1. “Second View of Marseille Fountain of St John executed on the lathe by Compigné “tourneur du Roi” in Paris from the original painting by M. Vernet, painter to His Majesty”
Paintings in Compigné
Of great preciousity and variety of materials, the paintings in Compigné were made according to a mysterious process starting from a sheet of tortoiseshell or carboard paper to which a pewter or gold leaf was applied. The surface could then be decorated with gold, silver, gouache and coloured varnishes. These “miniatures”, known today under the name of Compigné, had a great success in the 1760s. The small format, characteristic of this production, required to work in extreme precision, probably with the help of a magnifying glass, to develop the perfection of these technical details and colours.
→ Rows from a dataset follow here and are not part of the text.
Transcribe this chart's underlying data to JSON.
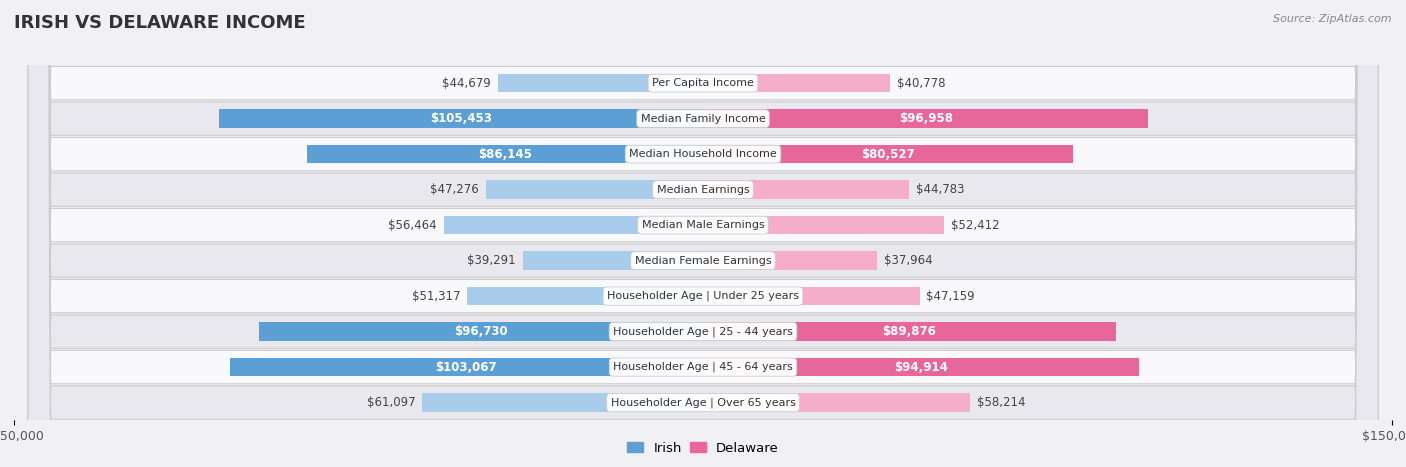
{
  "title": "IRISH VS DELAWARE INCOME",
  "source": "Source: ZipAtlas.com",
  "categories": [
    "Per Capita Income",
    "Median Family Income",
    "Median Household Income",
    "Median Earnings",
    "Median Male Earnings",
    "Median Female Earnings",
    "Householder Age | Under 25 years",
    "Householder Age | 25 - 44 years",
    "Householder Age | 45 - 64 years",
    "Householder Age | Over 65 years"
  ],
  "irish_values": [
    44679,
    105453,
    86145,
    47276,
    56464,
    39291,
    51317,
    96730,
    103067,
    61097
  ],
  "delaware_values": [
    40778,
    96958,
    80527,
    44783,
    52412,
    37964,
    47159,
    89876,
    94914,
    58214
  ],
  "irish_color_light": "#A8CCEA",
  "irish_color_dark": "#5B9FD4",
  "delaware_color_light": "#F5AECA",
  "delaware_color_dark": "#E8679A",
  "irish_label_threshold": 75000,
  "delaware_label_threshold": 75000,
  "max_value": 150000,
  "bg_color": "#f0f0f5",
  "row_bg_white": "#f9f9fb",
  "row_bg_gray": "#e8e8ee",
  "label_fontsize": 8.5,
  "title_fontsize": 13,
  "bar_height": 0.52
}
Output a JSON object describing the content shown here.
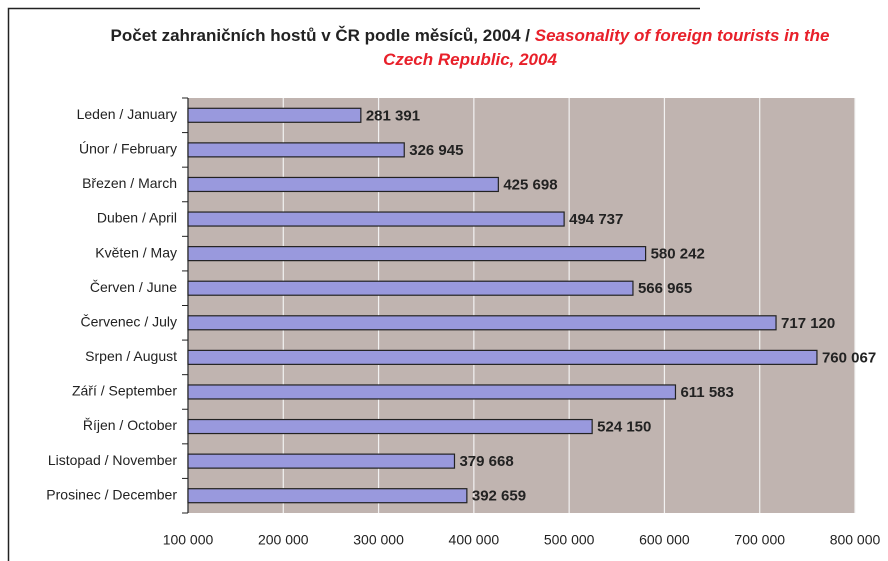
{
  "chart_data": {
    "type": "bar",
    "orientation": "horizontal",
    "title": "Počet zahraničních hostů v ČR podle měsíců, 2004 /",
    "subtitle": "Seasonality of foreign tourists in the Czech Republic, 2004",
    "categories": [
      "Leden / January",
      "Únor / February",
      "Březen / March",
      "Duben / April",
      "Květen / May",
      "Červen / June",
      "Červenec / July",
      "Srpen / August",
      "Září / September",
      "Říjen / October",
      "Listopad / November",
      "Prosinec / December"
    ],
    "values": [
      281391,
      326945,
      425698,
      494737,
      580242,
      566965,
      717120,
      760067,
      611583,
      524150,
      379668,
      392659
    ],
    "value_labels": [
      "281 391",
      "326 945",
      "425 698",
      "494 737",
      "580 242",
      "566 965",
      "717 120",
      "760 067",
      "611 583",
      "524 150",
      "379 668",
      "392 659"
    ],
    "color": "#9999dd",
    "xlim": [
      100000,
      800000
    ],
    "xticks": [
      {
        "value": 100000,
        "label": "100 000"
      },
      {
        "value": 200000,
        "label": "200 000"
      },
      {
        "value": 300000,
        "label": "300 000"
      },
      {
        "value": 400000,
        "label": "400 000"
      },
      {
        "value": 500000,
        "label": "500 000"
      },
      {
        "value": 600000,
        "label": "600 000"
      },
      {
        "value": 700000,
        "label": "700 000"
      },
      {
        "value": 800000,
        "label": "800 000"
      }
    ],
    "grid": true
  }
}
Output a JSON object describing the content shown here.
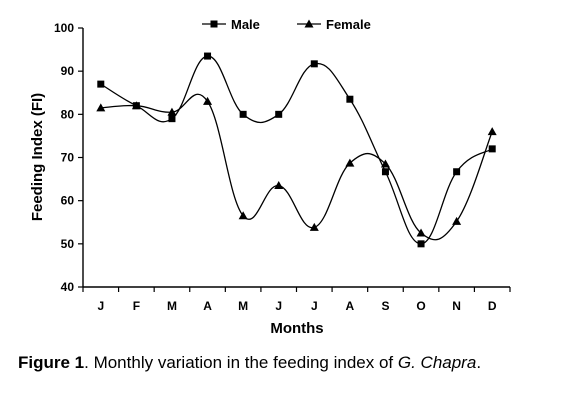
{
  "chart_data": {
    "type": "line",
    "categories": [
      "J",
      "F",
      "M",
      "A",
      "M",
      "J",
      "J",
      "A",
      "S",
      "O",
      "N",
      "D"
    ],
    "series": [
      {
        "name": "Male",
        "marker": "square",
        "values": [
          87,
          82,
          79,
          93.5,
          80,
          80,
          91.7,
          83.5,
          66.7,
          50,
          66.7,
          72
        ]
      },
      {
        "name": "Female",
        "marker": "triangle",
        "values": [
          81.5,
          82,
          80.5,
          83,
          56.5,
          63.5,
          53.8,
          68.7,
          68.5,
          52.5,
          55.2,
          76
        ]
      }
    ],
    "xlabel": "Months",
    "ylabel": "Feeding Index (FI)",
    "ylim": [
      40,
      100
    ],
    "yticks": [
      40,
      50,
      60,
      70,
      80,
      90,
      100
    ],
    "grid": false,
    "legend_position": "top",
    "smooth": true,
    "color": "#000000"
  },
  "caption": {
    "label": "Figure 1",
    "text": ". Monthly variation in the feeding index of ",
    "species": "G. Chapra",
    "end": "."
  }
}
Arrived from Italy, probably around 1750, Thomas Compigni took the name Compigné when he settled under the sign of Roi David, rue Greneta, in Paris. As an ivory turner, he specialised in the manufacture and sale of boxes, knitting sets, draughts and chess sets, snuffboxes and other cane handles of blond tortoiseshell inlaid with gold. Renowned for the quality of his objects, he passed on to posterity through the production of precious paintings whose technique remains mysterious today. In 1773, he presented two views of the Château de Saint-Hubert to the King and obtained the title of “tabletier privilégié du Roi” under Louis XV and Louis XVI. His themes of predilection are most often views of towns, monuments and castles from the perspective of parks or landscapes animated by small characters.
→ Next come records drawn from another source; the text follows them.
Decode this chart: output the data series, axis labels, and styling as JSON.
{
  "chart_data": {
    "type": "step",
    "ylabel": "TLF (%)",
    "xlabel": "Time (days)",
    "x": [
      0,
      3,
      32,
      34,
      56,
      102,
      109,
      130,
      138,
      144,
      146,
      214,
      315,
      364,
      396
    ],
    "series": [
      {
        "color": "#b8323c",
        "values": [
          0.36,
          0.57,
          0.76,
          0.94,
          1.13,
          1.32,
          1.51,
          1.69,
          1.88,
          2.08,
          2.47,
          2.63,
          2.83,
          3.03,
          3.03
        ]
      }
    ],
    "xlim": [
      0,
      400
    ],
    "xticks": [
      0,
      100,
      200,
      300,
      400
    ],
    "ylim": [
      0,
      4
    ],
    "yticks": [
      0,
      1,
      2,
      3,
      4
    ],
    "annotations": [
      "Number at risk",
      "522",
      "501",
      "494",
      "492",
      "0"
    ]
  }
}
A medallion based on a work by Joseph Vernet (1714-1789), a marine painter
Trained in the south-west of France, Claude Joseph Vernet, since his early age, became a promising young artist, in his domain. The Marquis of Caumont intervened in his favour for a trip to Rome, which he undertook in 1734: instead of studying the great masters of the Renaissance and ancient art, he preferred to study the works of landscape and marine painters such as Claude Gellée, known as the Lorrain. His painting found in these styles, all its resonance, so much so that Joseph Vernet’s success under French, then Italian, and English commissioners, is attested to as early as his Roman period. His name was soon known throughout the entire of Europe, a success favoured by the many aristocratic travellers on the Grand Tour. In 1745, Joseph Vernet was accredited by the Académie royale de Peinture et de Sculpture. In 1753, he returned to France: he first stayed in Marseille, where he painted several views of the port from different angles, and then settled in Paris. He then received one of the most important commissions of his career thanks to the interlude of the Marquis de Marigny, “directeur général des Bâtiments du Roi” to Louis XV: 27 paintings representing “the most beautiful ports of the kingdom”. He only produced 15 paintings, which are now preserved in the Musée National de la Marine and the Musée du Louvre, but this serie of Vues des ports de France ensured his complete posterity.